Figure 1: Housing development in 3ds Max

Scene sizes are growing and the demand to show more—and show it more realistically—evolves constantly. We are expected to push the limits, to reach an idea, into someone's imagination, and build it from scratch, one triangle at a time. We mold it, move it, animate it, analyze it, and push the very cores of our computers and its ability to process in order to create characters that topple buildings and toss tanks for big screens, create sustainable developments, help with advancements in technology, science, and more. The ability to manage scenes with these expectations can be the key to their success.

First, our duty is to utilize every bit of processing power, RAM, and space we have available to develop the best product possible. This starts with poly count for every single object we have placed in our scene, whether it's a blade of grass or a skyscraper. Simply put, the more polygons in a scene the more our computers have to process, resulting in higher render times and lag during workflow.  Fortunately 3ds Max® provides some tools to help reduce the poly count of objects in our scenes.  Shown in Figure 1 is a model with an exceptionally high poly count.

Figure 2: Gear system for watch—203,150 Polys; 134,967 Verts

Figure 3 below shows the same model after running 3ds Max's Optimize Modifier.

Figure 3: Gear system for watch—91,456 Polys; 79,120 Verts

As you can see there's little difference between the edge-free renders.

Using the modifier is simple: select the modifier and change the Face and Edge Thresh values.

Figure 4: 3ds Max Optimize Modifier

If you've already developed your scene and simply want to scan it for areas you can optimize, this is simple as well. Choose the Select by Name tool (number 1 in Figure 5) and add Faces to the columns available to sort by (number 2 in Figure 5).

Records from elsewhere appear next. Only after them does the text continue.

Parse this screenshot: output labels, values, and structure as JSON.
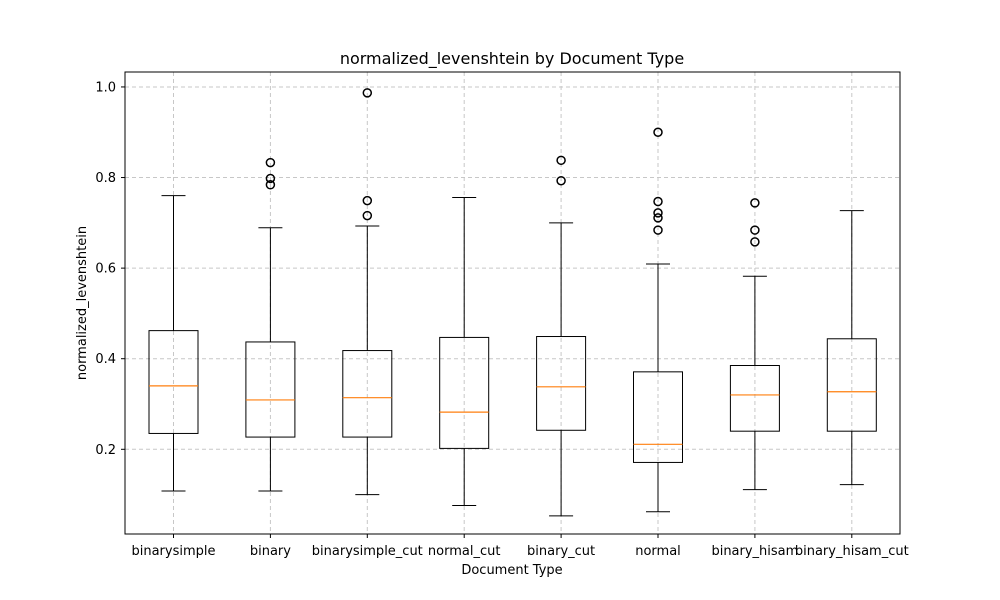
{
  "chart_data": {
    "type": "box",
    "title": "normalized_levenshtein by Document Type",
    "xlabel": "Document Type",
    "ylabel": "normalized_levenshtein",
    "ylim": [
      0.013,
      1.033
    ],
    "yticks": [
      "0.2",
      "0.4",
      "0.6",
      "0.8",
      "1.0"
    ],
    "grid": true,
    "colors": {
      "median": "#ff7f0e",
      "box": "#000000",
      "grid": "#c7c7c7"
    },
    "categories": [
      "binarysimple",
      "binary",
      "binarysimple_cut",
      "normal_cut",
      "binary_cut",
      "normal",
      "binary_hisam",
      "binary_hisam_cut"
    ],
    "boxes": [
      {
        "whislo": 0.108,
        "q1": 0.235,
        "med": 0.34,
        "q3": 0.462,
        "whishi": 0.76,
        "fliers": []
      },
      {
        "whislo": 0.108,
        "q1": 0.227,
        "med": 0.309,
        "q3": 0.437,
        "whishi": 0.689,
        "fliers": [
          0.833,
          0.798,
          0.784
        ]
      },
      {
        "whislo": 0.1,
        "q1": 0.227,
        "med": 0.314,
        "q3": 0.418,
        "whishi": 0.693,
        "fliers": [
          0.987,
          0.749,
          0.716
        ]
      },
      {
        "whislo": 0.076,
        "q1": 0.202,
        "med": 0.282,
        "q3": 0.447,
        "whishi": 0.756,
        "fliers": []
      },
      {
        "whislo": 0.053,
        "q1": 0.242,
        "med": 0.338,
        "q3": 0.449,
        "whishi": 0.7,
        "fliers": [
          0.838,
          0.793
        ]
      },
      {
        "whislo": 0.062,
        "q1": 0.171,
        "med": 0.211,
        "q3": 0.371,
        "whishi": 0.609,
        "fliers": [
          0.9,
          0.747,
          0.722,
          0.711,
          0.684
        ]
      },
      {
        "whislo": 0.111,
        "q1": 0.24,
        "med": 0.32,
        "q3": 0.385,
        "whishi": 0.582,
        "fliers": [
          0.744,
          0.684,
          0.658
        ]
      },
      {
        "whislo": 0.122,
        "q1": 0.24,
        "med": 0.327,
        "q3": 0.444,
        "whishi": 0.727,
        "fliers": []
      }
    ]
  }
}
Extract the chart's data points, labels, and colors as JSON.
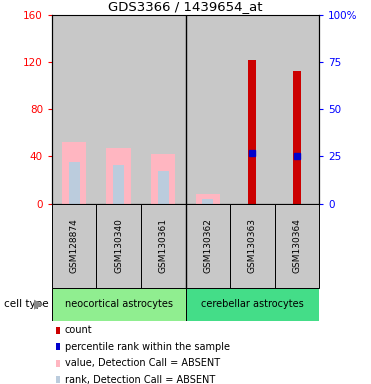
{
  "title": "GDS3366 / 1439654_at",
  "categories": [
    "GSM128874",
    "GSM130340",
    "GSM130361",
    "GSM130362",
    "GSM130363",
    "GSM130364"
  ],
  "count_values": [
    0,
    0,
    0,
    0,
    122,
    113
  ],
  "percentile_values": [
    0,
    0,
    0,
    0,
    27,
    25
  ],
  "value_absent": [
    52,
    47,
    42,
    8,
    0,
    0
  ],
  "rank_absent": [
    35,
    33,
    28,
    4,
    0,
    0
  ],
  "ylim_left": [
    0,
    160
  ],
  "ylim_right": [
    0,
    100
  ],
  "yticks_left": [
    0,
    40,
    80,
    120,
    160
  ],
  "yticks_right": [
    0,
    25,
    50,
    75,
    100
  ],
  "yticklabels_right": [
    "0",
    "25",
    "50",
    "75",
    "100%"
  ],
  "count_color": "#CC0000",
  "percentile_color": "#0000CC",
  "value_absent_color": "#FFB6C1",
  "rank_absent_color": "#BBCCDD",
  "col_bg_color": "#C8C8C8",
  "neocortical_color": "#90EE90",
  "cerebellar_color": "#44DD88",
  "legend_items": [
    {
      "color": "#CC0000",
      "label": "count"
    },
    {
      "color": "#0000CC",
      "label": "percentile rank within the sample"
    },
    {
      "color": "#FFB6C1",
      "label": "value, Detection Call = ABSENT"
    },
    {
      "color": "#BBCCDD",
      "label": "rank, Detection Call = ABSENT"
    }
  ],
  "value_bar_width": 0.55,
  "rank_bar_width": 0.25,
  "count_bar_width": 0.18
}
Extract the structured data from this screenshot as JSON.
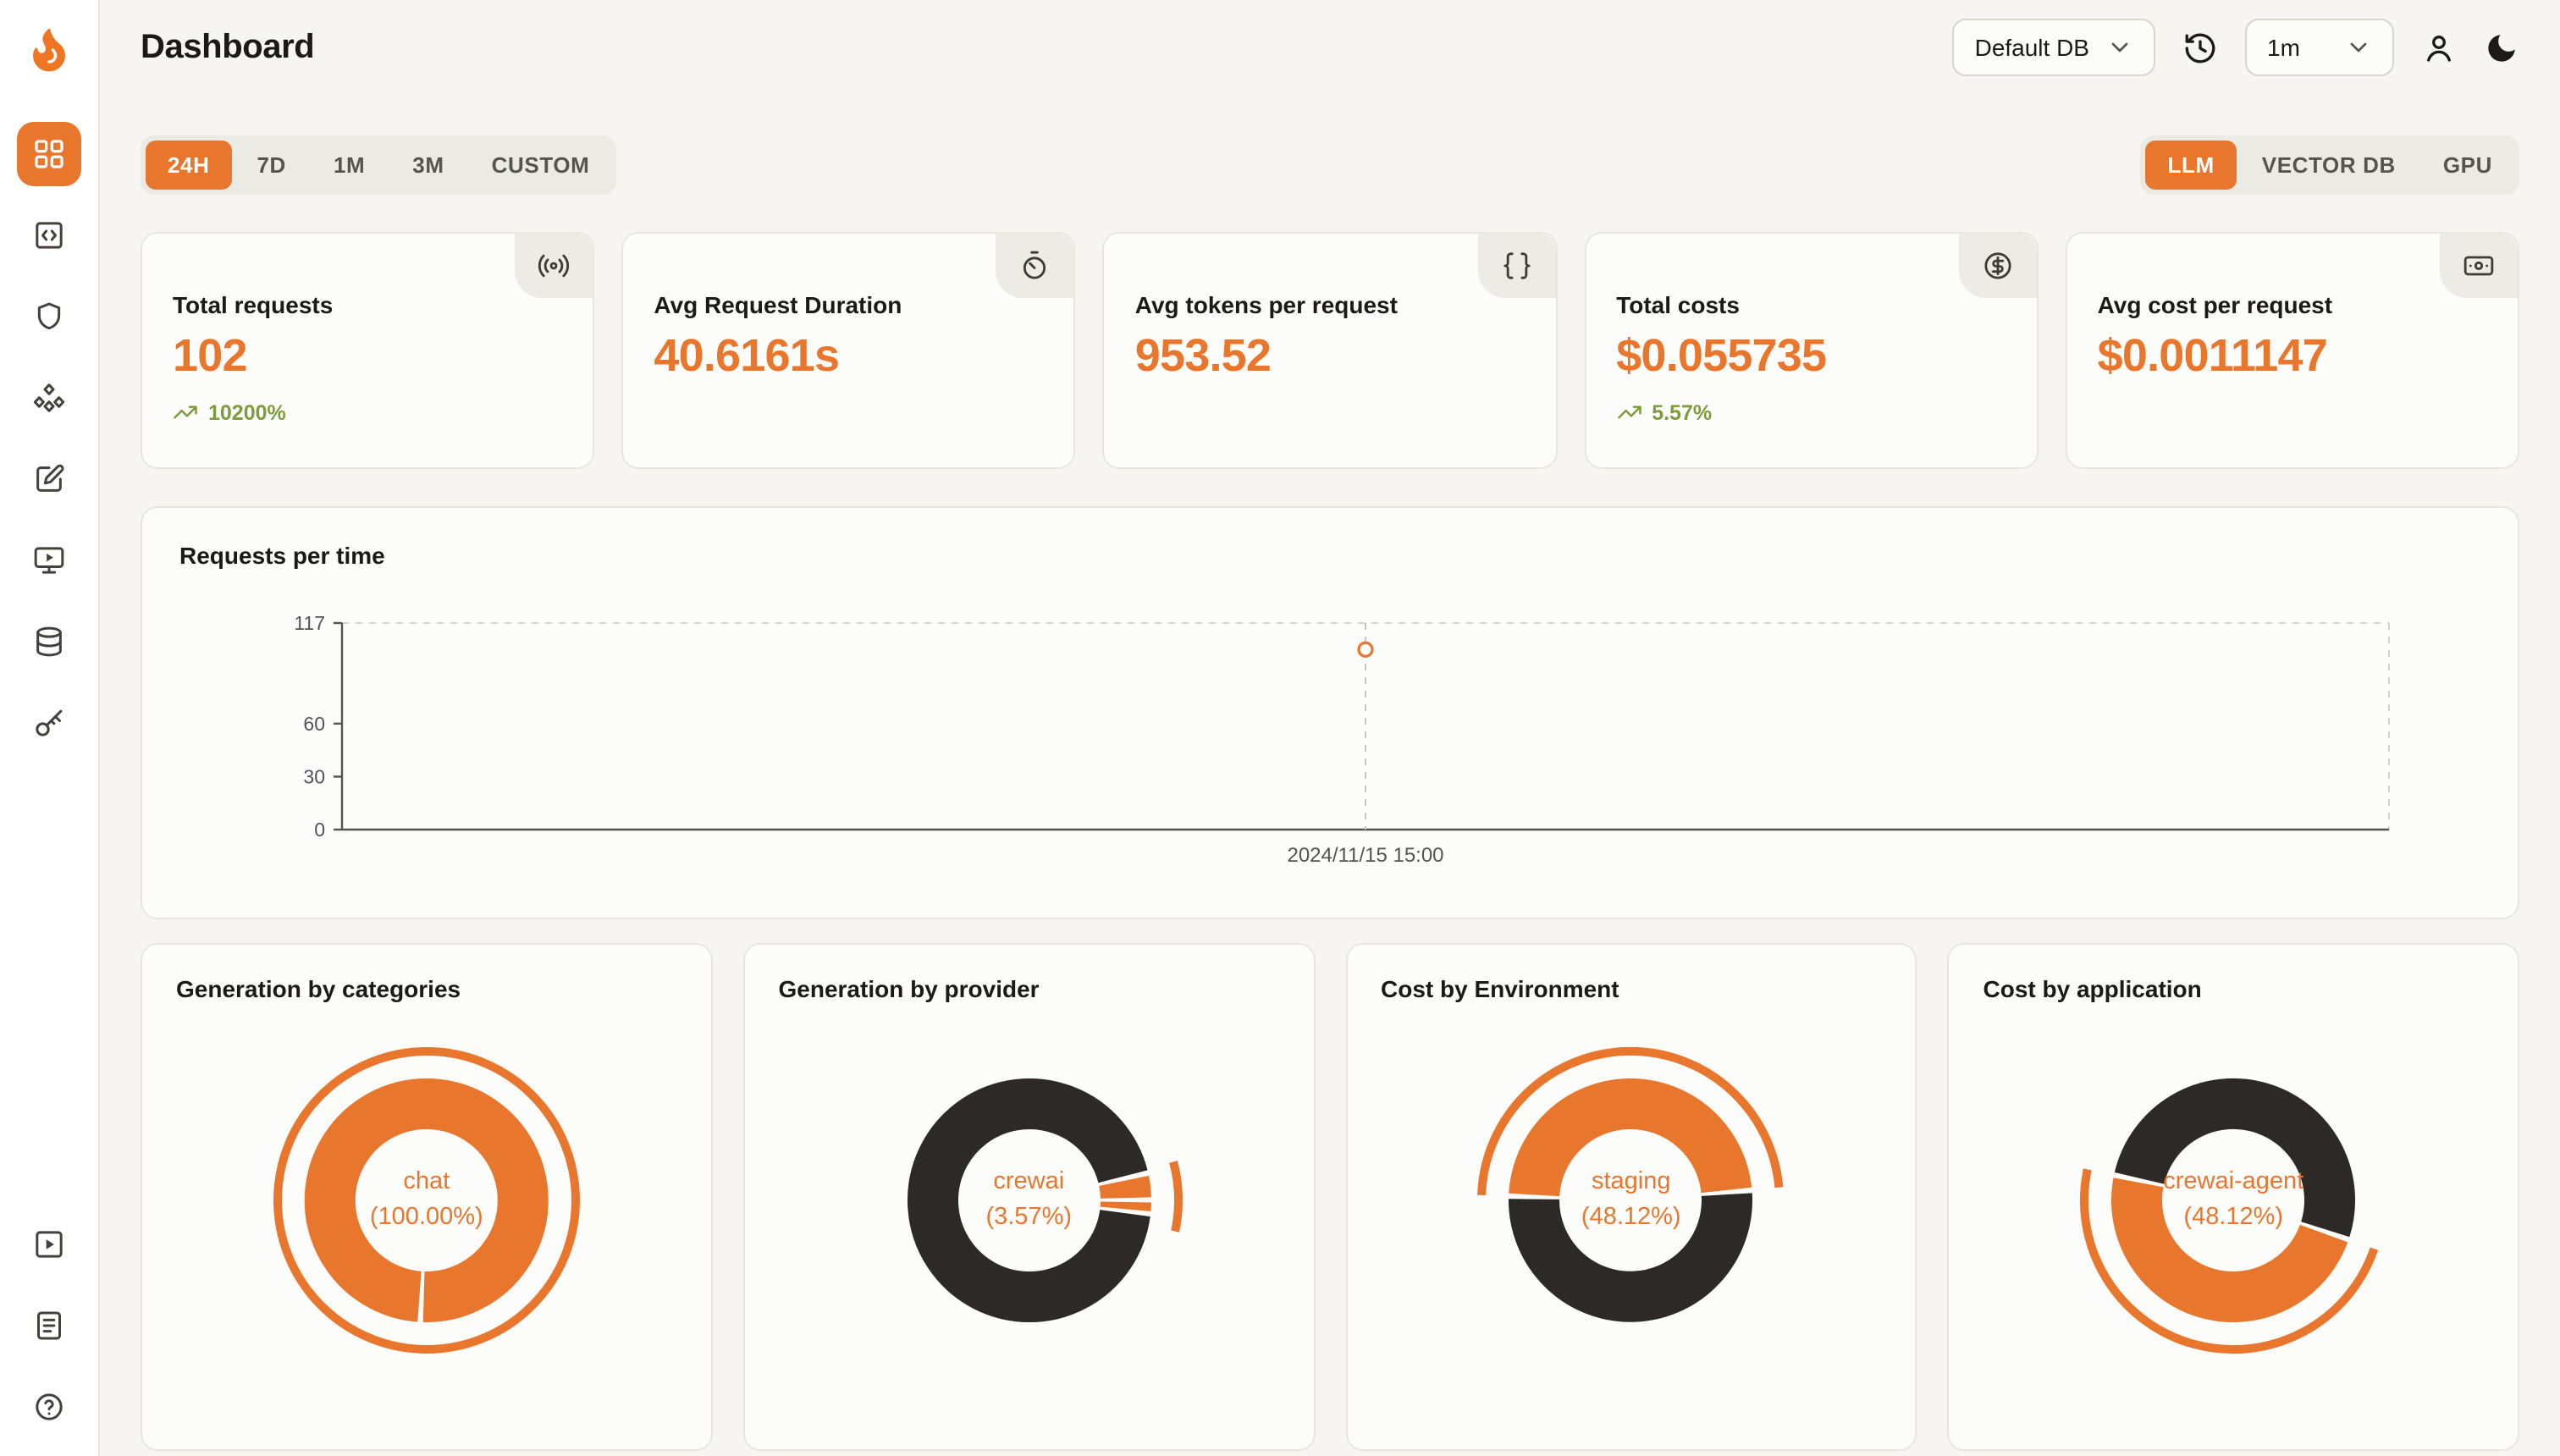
{
  "app": {
    "title": "Dashboard"
  },
  "header": {
    "db_select": "Default DB",
    "interval_select": "1m"
  },
  "filters": {
    "time_ranges": [
      "24H",
      "7D",
      "1M",
      "3M",
      "CUSTOM"
    ],
    "active_time_range": "24H",
    "categories": [
      "LLM",
      "VECTOR DB",
      "GPU"
    ],
    "active_category": "LLM"
  },
  "stats": [
    {
      "title": "Total requests",
      "value": "102",
      "trend": "10200%",
      "icon": "radio-tower-icon"
    },
    {
      "title": "Avg Request Duration",
      "value": "40.6161s",
      "icon": "timer-icon"
    },
    {
      "title": "Avg tokens per request",
      "value": "953.52",
      "icon": "braces-icon"
    },
    {
      "title": "Total costs",
      "value": "$0.055735",
      "trend": "5.57%",
      "icon": "circle-dollar-icon"
    },
    {
      "title": "Avg cost per request",
      "value": "$0.0011147",
      "icon": "banknote-icon"
    }
  ],
  "colors": {
    "accent": "#E8762C",
    "dark": "#2D2926",
    "green": "#7F9C3B"
  },
  "chart_data": [
    {
      "type": "line",
      "title": "Requests per time",
      "x": [
        "2024/11/15 15:00"
      ],
      "values": [
        102
      ],
      "yticks": [
        117,
        60,
        30,
        0
      ],
      "ylim": [
        0,
        117
      ],
      "grid": "dashed-frame",
      "point_style": "hollow-orange-circle"
    },
    {
      "type": "pie",
      "title": "Generation by categories",
      "center_label": "chat",
      "center_value": "(100.00%)",
      "rotation": 183,
      "segments": [
        {
          "label": "chat",
          "value": 100,
          "color": "#E8762C"
        }
      ],
      "outer_arc": {
        "start": 0,
        "sweep": 360
      }
    },
    {
      "type": "pie",
      "title": "Generation by provider",
      "center_label": "crewai",
      "center_value": "(3.57%)",
      "rotation": 77,
      "segments": [
        {
          "label": "crewai",
          "value": 3.57,
          "color": "#E8762C"
        },
        {
          "value": 1.8,
          "color": "#E8762C"
        },
        {
          "value": 94.63,
          "color": "#2D2926"
        }
      ],
      "outer_arc": {
        "start": 75,
        "sweep": 27
      }
    },
    {
      "type": "pie",
      "title": "Cost by Environment",
      "center_label": "staging",
      "center_value": "(48.12%)",
      "rotation": 272,
      "segments": [
        {
          "label": "staging",
          "value": 48.12,
          "color": "#E8762C"
        },
        {
          "value": 51.88,
          "color": "#2D2926"
        }
      ],
      "outer_arc": {
        "start": 272,
        "sweep": 173
      }
    },
    {
      "type": "pie",
      "title": "Cost by application",
      "center_label": "crewai-agent",
      "center_value": "(48.12%)",
      "rotation": 282,
      "segments": [
        {
          "value": 51.88,
          "color": "#2D2926"
        },
        {
          "label": "crewai-agent",
          "value": 48.12,
          "color": "#E8762C"
        }
      ],
      "outer_arc": {
        "start": 109,
        "sweep": 173
      }
    }
  ],
  "sidebar_items": [
    "dashboard",
    "requests",
    "exceptions",
    "integrations",
    "prompts",
    "playground",
    "databases",
    "api-keys"
  ],
  "sidebar_footer_items": [
    "getting-started",
    "docs",
    "help"
  ]
}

Figure 5: 3ds Max Select by Scene tool

Second, keep in mind the distance from which your object appears. The farther the distance from your camera, the more likely it is that you can exclude particular details such as fillets, bevels, chamfers, or even entire faces since many of them may not be visible to the eye in the final product.

Third, in order to effectively manage a complex scene it's necessary to use proxy objects. Proxy objects are low-poly representations of high-poly models in a scene, based on a single source file. These can be trees, blades of grass, cars, people, or whatever you decide.  They allow us to place hundreds of these objects using various tools such as linear or random arrays in a matter of a few minutes, while populating our scenes with only low-poly representations of what they actually are. This frees up memory, allowing us to work more quickly within our scene. When it comes time to produce the final result, the render will process the high-poly version to produce the best possible render.

Tip: when creating a model that will act as a proxy object, it's best to produce it in its own scene; using your larger (parent) scene can cause problems.

Figure 6: City scene with proxy trees

Fourth, use xrefs.  Xrefs allow us to build incredibly complex scenes by dividing them into multiple files. In high-production environments this is also helpful by allowing members of multiple teams to work on a specific scene. For example, when working on a large community development, one member can work on the streetscape while another works on the homes or traffic features.

Finally, planning for predetermined camera angles allows us to minimize poly count by focusing our attention on details seen in specific frames, allowing us to ignore or even delete objects that we wouldn’t see. Spend time setting up scenes early in the production process to avoid a lot of unnecessary work.